In this part of Scripture two lines present themselves. Two lines that are often visible in the Bible.

On the one hand there is the line of sin that results in punishment and suffering. Israel was committing the crime of serving the Baals (verse 12), and as a result they stopped serving God (verse 13). This angered God and He handed them over to their enemies (verse 14), so that they were “in great distress” (verse 15). One would think that Israel would soon “learn their lesson” and return to the Lord, but the rest of this section and the whole book of Judges report that they went from bad to worse. The next generation followed even more corrupt ways than their fathers (verse 19).
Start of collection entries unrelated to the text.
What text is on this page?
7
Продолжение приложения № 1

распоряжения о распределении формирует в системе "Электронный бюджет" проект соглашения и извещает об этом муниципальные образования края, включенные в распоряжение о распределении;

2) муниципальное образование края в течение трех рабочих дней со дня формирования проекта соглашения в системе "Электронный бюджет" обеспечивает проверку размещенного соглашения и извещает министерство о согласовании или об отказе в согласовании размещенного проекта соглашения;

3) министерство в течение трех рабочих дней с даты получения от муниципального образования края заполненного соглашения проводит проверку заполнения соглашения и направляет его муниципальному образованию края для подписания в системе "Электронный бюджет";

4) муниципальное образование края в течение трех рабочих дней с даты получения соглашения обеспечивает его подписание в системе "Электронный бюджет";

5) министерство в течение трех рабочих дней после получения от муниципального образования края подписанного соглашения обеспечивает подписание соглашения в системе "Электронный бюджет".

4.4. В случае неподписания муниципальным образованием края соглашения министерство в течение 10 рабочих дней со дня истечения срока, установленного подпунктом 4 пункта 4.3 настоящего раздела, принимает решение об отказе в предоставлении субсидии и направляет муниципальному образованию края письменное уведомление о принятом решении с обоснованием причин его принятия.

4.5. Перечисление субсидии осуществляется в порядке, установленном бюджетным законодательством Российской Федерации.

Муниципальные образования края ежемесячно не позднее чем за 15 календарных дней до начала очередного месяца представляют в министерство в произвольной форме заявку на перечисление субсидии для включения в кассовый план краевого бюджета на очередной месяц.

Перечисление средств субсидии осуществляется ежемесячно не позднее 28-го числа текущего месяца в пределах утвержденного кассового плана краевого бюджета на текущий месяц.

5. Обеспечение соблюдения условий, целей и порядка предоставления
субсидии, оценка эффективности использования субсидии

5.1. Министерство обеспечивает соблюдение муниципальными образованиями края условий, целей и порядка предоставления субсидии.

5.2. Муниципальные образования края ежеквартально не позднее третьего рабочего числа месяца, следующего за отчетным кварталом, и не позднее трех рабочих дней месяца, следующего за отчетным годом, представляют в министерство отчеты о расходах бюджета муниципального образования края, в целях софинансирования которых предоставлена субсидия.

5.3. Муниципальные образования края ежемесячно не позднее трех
On the other hand there is the line of God’s involvement with and compassion for Israel. Verse 16 draws this line directly across the previous one. God helped his people by sending leaders who drove the enemy away. Verse 18 explains that the Lord did this because He had compassion for his unfaithful people who, by their stubborn ways, had brought so much suffering upon themselves.

Upon reading this section and the rest of the book of Judges, it may seem as if the line of sin and judgement weighs more than the line of God’s compassion. Upon looking around you and listening to how Christians talk, it sounds as if it is generally accepted that the line of sin and judgement has the final say. When people suffer, others seek the cause for it in sin. This often crops up in conversations about AIDS. “AIDS is God’s punishment for people who live immoral lives”, people say.

But the Bible doesn’t end with Judges. Paul cries out in Rom 6:23: “For the wages of sin is death, but the gift of God is eternal life in Christ Jesus our Lord.” Jesus himself warns the people in Luke 13:1-5 that they shouldn’t draw the line of a disaster back to those who are “worse sinners”.

Of course it remains true that the “wages of sin is death”. It is also true that the Bible repeatedly warns us that our unfaithfulness and stubbornness can bring great suffering to our lives.

The question is: is this truth a “stick to beat others” or a “staff to guide us”?

An exegete quite rightly states that the book of Judges helps us to understand our own sinful heart. He or she who knows his/her own sinful heart, will never be able to beat others with “you are only punished for your sins”, but will have compassion for those who suffer (comp Judges 2:18) – whatever the apparent reasons behind the suffering.

For in Christ God’s line of compassion has crossed the line of sin!